First, Saki's use of imagery shows the setting to be a place of peace. The house is one which suggested "masculine habitation." given that Framton Nuttel is male, it would seem that he should feel very at home in a place which speaks to the masculine nature.
Vera's description of the tragedy which struck her family can leave readers feeling rather subdued and sympathetic. As Mrs. Sappleton banters on about her husband and brothers returning, readers can feel even more sympathetic towards the story given one can infer that she (Mrs. Sappleton) may be a little "confused."
Essentially, the engaged reader may pick up on the hints that men do actually live there, but the fact that Framton is at the Sappleton's to rest leaves one not expecting the group to walk into the house.
Therefore, words and imagery which details the surprise ending for "The Open Window" can be constructed as follows.

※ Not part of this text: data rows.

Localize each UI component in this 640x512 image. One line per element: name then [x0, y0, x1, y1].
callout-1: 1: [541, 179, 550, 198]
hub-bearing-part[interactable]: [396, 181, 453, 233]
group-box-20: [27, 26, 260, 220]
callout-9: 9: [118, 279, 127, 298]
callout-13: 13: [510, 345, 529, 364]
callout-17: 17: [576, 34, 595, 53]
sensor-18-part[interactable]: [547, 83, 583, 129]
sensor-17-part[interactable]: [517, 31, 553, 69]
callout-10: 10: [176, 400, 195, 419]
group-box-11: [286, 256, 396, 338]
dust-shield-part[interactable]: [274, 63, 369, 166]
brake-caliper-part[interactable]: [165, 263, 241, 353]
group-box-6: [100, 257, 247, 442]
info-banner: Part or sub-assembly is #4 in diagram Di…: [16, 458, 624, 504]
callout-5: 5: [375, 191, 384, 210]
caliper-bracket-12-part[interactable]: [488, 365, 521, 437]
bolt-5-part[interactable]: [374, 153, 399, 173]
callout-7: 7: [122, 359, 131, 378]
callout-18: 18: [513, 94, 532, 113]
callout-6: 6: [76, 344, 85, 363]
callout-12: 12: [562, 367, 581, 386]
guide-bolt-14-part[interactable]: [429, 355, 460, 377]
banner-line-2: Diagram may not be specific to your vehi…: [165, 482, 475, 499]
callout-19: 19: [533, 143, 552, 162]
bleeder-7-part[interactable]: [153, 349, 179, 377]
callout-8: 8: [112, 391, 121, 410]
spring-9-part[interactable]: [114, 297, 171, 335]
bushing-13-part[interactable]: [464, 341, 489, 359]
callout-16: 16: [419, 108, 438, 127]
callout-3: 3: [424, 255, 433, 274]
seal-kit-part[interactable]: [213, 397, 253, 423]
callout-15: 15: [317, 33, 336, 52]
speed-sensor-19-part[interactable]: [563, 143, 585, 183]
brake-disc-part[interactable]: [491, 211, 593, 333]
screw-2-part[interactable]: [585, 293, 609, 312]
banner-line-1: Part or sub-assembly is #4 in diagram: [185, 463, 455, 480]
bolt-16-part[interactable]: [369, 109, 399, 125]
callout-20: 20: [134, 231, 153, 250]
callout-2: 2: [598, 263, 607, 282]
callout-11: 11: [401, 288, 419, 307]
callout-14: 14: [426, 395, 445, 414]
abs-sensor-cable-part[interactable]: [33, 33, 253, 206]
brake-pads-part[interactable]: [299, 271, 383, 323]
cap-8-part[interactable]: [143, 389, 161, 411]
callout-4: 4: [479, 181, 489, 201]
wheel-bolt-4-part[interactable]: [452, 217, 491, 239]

The secluded and sobering setting of the Sappleton home offer no suggestion to the horror which Framton Nuttel is to experience. Instead, the fact that Framton is there to rest suggests a rather slow and passive story. Instead, curious readers, hoping for a horrific twist, do receive the ironic twist they desire. The open window does not offer the relaxing view one would hope for; instead, the window shows there to be more to Vera's story than a cautionary tale. One may have assumed that Framton actually sees headless, bloodied, mud-caked ghosts walking up to the house (given the way Framton ran in horror).